Symbols and NIL

Symbol data-block has the following format:

-------------------------------------------------------
|     7 (data-block words)     | Symbol Type (8 bits) |
-------------------------------------------------------
|               Value Descriptor                      |
-------------------------------------------------------
|                       Function Pointer              |
-------------------------------------------------------
|                     Raw Function Address            |
-------------------------------------------------------
|                        Setf Function                |
-------------------------------------------------------
|                        Property List                |
-------------------------------------------------------
|                          Print Name                 |
-------------------------------------------------------
|                           Package                   |
-------------------------------------------------------

Most of these slots are self-explanatory given what symbols must do in Common Lisp, but a couple require comments. We added the Raw Function Address slot to speed up named call which is the most common calling convention. This is a non-descriptor slot, but since objects are dual word aligned, the value inherently has fixnum low-tag bits. The GC method for symbols must know to update this slot. The Setf Function slot is currently unused, but we had an extra slot due to adding Raw Function Address since objects must be dual-word aligned.

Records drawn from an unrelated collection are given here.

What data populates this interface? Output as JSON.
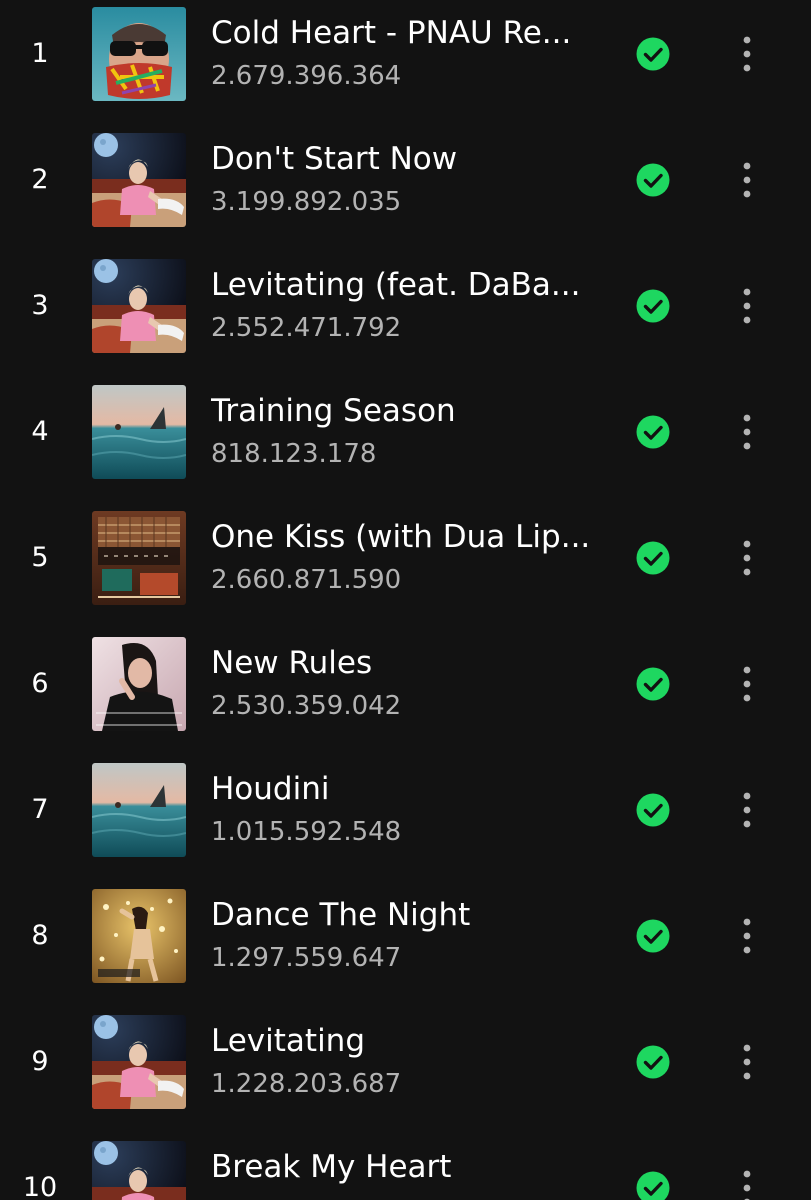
{
  "colors": {
    "background": "#121212",
    "text_primary": "#ffffff",
    "text_secondary": "#b3b3b3",
    "downloaded_accent": "#1ed760"
  },
  "icons": {
    "downloaded": "check-circle-icon",
    "more": "more-vertical-icon"
  },
  "tracks": [
    {
      "rank": "1",
      "title": "Cold Heart - PNAU Re...",
      "plays": "2.679.396.364",
      "art": "art-cold-heart"
    },
    {
      "rank": "2",
      "title": "Don't Start Now",
      "plays": "3.199.892.035",
      "art": "art-future-nostalgia"
    },
    {
      "rank": "3",
      "title": "Levitating (feat. DaBa...",
      "plays": "2.552.471.792",
      "art": "art-future-nostalgia"
    },
    {
      "rank": "4",
      "title": "Training Season",
      "plays": "818.123.178",
      "art": "art-radical-optimism-sea"
    },
    {
      "rank": "5",
      "title": "One Kiss (with Dua Lip...",
      "plays": "2.660.871.590",
      "art": "art-96-months"
    },
    {
      "rank": "6",
      "title": "New Rules",
      "plays": "2.530.359.042",
      "art": "art-dua-lipa"
    },
    {
      "rank": "7",
      "title": "Houdini",
      "plays": "1.015.592.548",
      "art": "art-radical-optimism-sea"
    },
    {
      "rank": "8",
      "title": "Dance The Night",
      "plays": "1.297.559.647",
      "art": "art-barbie-album"
    },
    {
      "rank": "9",
      "title": "Levitating",
      "plays": "1.228.203.687",
      "art": "art-future-nostalgia"
    },
    {
      "rank": "10",
      "title": "Break My Heart",
      "plays": "",
      "art": "art-future-nostalgia"
    }
  ]
}
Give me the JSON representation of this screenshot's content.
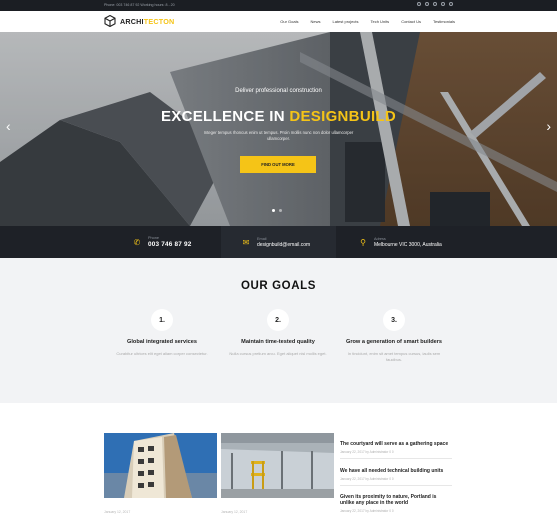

The issues with nil are that we want it to act like a symbol, and we need list operations such as CAR and CDR to be fast on it. CMU Common Lisp solves this by putting nil as the first object in static space, where other global values reside, so it has a known address in the system:

-------------------------------------------------------  <-- space
|                               0                     |      start
-------------------------------------------------------
|     7 (data-block words)     | Symbol Type (8 bits) |
-------------------------------------------------------  <-- nil
|                           Value/CAR                 |
-------------------------------------------------------
|                         Definition/CDR              |
-------------------------------------------------------
|                      Raw Function Address           |
-------------------------------------------------------
|                         Setf Function               |
-------------------------------------------------------
|                         Property List               |
-------------------------------------------------------
|                           Print Name                |
-------------------------------------------------------
|                            Package                  |
-------------------------------------------------------
|                              ...                    |
-------------------------------------------------------
In addition, we make the list typed pointer to nil actually point past the header word of the nil symbol data-block. This has usefulness explained below. The value and definition of nil are nil. Therefore, any reference to nil used as a list has quick list type checking, and CAR and CDR can go right through the first and second words as if nil were a cons object.

When there is a reference to nil used as a symbol, the system adds offsets to the address the same as it does for any symbol. This works due to a combination of nil pointing past the symbol header-word and the chosen list and other-pointer type tags. The list type tag is four less than the other-pointer type tag, but nil points four additional bytes into its symbol data-block.

;;;; Array Headers.

The array-header data-block has the following format:

----------------------------------------------------------------
| Header Len (24 bits) = Array Rank +5   | Array Type (8 bits) |
----------------------------------------------------------------
|               Fill Pointer (30 bits)                   | 0 0 | 
----------------------------------------------------------------
|               Available Elements (30 bits)             | 0 0 | 
----------------------------------------------------------------
|               Data Vector (29 bits)                  | 1 1 1 | 
----------------------------------------------------------------
|               Displacement (30 bits)                   | 0 0 | 
----------------------------------------------------------------
|               Displacedp (29 bits) -- t or nil       | 1 1 1 | 
----------------------------------------------------------------
|               Range of First Index (30 bits)           | 0 0 | 
----------------------------------------------------------------
                              .
                              .
                              .
The array type in the header-word is one of the eight-bit patterns from section "Data-Blocks and Other-immediates Typing", indicating that this is a complex string, complex vector, complex bit-vector, or a multi-dimensional array. The data portion of the other-immediate word is the length of the array header data-block. Due to its format, its length is always five greater than the array's number of dimensions. The following words have the following interpretations and types:
Fill Pointer:
This is a fixnum indicating the number of elements in the data vector actually in use. This is the logical length of the array, and it is typically the same value as the next slot. This is the second word, so LENGTH of any array, with or without an array header, is just four bytes off the pointer to it.
Available Elements:
This is a fixnum indicating the number of elements for which there is space in the data vector. This is greater than or equal to the logical length of the array when it is a vector having a fill pointer.
Data Vector:
This is a pointer descriptor referencing the actual data of the array. This a data-block whose first word is a header-word with an array type as described in sections "Data-Blocks and Header-Word Format" and "Data-Blocks and Other-immediates Typing"
Displacement:
This is a fixnum added to the computed row-major index for any array. This is typically zero.
Displacedp:
This is either t or nil. This is separate from the displacement slot, so most array accesses can simply add in the displacement slot. The rare need to know if an array is displaced costs one extra word in array headers which probably aren't very frequent anyway.
Range of First Index:
This is a fixnum indicating the number of elements in the first dimension of the array. Legal index values are zero to one less than this number inclusively. IF the array is zero-dimensional, this slot is non-existent.
... (remaining slots):
There is an additional slot in the header for each dimension of the array. These are the same as the Range of First Index slot.